住民から建物存続を求めて保存運動まで起きた山下池田山ハウジングは、相続のため建替えを余儀なくされ、オーナーからは規模を大きくした集合住宅の依頼をいただきました。3階建て、100㎡超え14戸全戸にリビングダイニングに面した3m角広さのテラスを設けました。集合住宅ではよく見られるテラスの空調室外機を断固排し、すべて屋上へ。テラスは物置ではない、ましてや空調機設置場所ではなく、住み手がしあわせを感じる場であるという鈴木の主張です。

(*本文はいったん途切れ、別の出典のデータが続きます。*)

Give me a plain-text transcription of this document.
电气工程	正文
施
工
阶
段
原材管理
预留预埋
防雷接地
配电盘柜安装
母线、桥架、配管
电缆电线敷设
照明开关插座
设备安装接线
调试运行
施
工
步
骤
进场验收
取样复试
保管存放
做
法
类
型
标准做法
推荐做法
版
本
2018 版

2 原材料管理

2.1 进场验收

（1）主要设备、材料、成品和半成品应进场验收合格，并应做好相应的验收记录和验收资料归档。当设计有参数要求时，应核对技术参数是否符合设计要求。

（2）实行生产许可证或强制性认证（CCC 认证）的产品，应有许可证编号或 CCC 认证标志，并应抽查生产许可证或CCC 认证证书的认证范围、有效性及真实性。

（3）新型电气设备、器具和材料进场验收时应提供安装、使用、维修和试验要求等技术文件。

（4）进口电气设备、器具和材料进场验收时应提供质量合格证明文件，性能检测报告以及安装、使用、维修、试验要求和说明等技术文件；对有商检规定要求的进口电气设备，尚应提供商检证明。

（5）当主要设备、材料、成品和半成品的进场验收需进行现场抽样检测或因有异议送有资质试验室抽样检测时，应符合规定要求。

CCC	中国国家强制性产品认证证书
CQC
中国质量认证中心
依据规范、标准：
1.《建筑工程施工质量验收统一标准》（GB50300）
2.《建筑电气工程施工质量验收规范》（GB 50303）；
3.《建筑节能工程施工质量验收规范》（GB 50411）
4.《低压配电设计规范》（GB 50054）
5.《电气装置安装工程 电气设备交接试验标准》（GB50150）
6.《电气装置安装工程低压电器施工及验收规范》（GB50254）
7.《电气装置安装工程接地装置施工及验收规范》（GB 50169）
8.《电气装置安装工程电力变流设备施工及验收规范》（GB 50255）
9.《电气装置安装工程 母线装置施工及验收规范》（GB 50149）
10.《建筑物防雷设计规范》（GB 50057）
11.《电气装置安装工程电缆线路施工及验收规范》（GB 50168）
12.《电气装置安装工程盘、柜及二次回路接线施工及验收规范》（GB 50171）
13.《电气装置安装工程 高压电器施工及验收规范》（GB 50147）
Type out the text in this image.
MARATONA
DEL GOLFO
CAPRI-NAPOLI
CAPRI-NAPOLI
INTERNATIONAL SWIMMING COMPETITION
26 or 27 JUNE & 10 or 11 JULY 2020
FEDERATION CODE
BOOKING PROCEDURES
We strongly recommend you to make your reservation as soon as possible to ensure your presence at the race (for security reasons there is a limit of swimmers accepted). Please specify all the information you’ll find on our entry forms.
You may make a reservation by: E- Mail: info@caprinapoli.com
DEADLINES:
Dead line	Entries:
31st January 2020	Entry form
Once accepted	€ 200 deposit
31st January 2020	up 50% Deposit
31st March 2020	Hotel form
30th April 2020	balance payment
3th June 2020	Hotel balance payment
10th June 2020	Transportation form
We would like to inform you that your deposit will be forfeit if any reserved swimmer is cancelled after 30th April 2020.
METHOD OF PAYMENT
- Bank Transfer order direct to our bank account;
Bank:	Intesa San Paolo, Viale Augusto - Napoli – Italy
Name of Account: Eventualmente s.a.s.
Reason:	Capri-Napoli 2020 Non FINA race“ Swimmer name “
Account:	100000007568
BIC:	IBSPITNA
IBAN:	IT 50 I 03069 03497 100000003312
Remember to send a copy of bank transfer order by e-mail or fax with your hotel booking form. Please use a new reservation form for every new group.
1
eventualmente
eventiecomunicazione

山下池田山ハウジングへのオマージュ・デザインの継承性として、同型の黒い暖炉を設置。美しいものは時代を経ても美しいという好例です。全戸への光と通風はESAとして最も大切にしているベース、分譲住宅であり、依頼主の終の棲家となることからも、モダンでありながら、あたたかみのある空間を目指しました。サッシの枠を黒で統一し、外観も直線的で無駄なものをそぎ落としたデザインにしました。
2020年、大規模修繕工事に監修として参加し竣工後も長くお付き合いをさせていだいています。ESAでは、このように、同じ施主から複数回依頼を受けることも多く、親子二代に渡ってそれぞれの自邸を設計させていただいたりと長きにわたるおつきあいの多さがESAを特徴づけているように思います。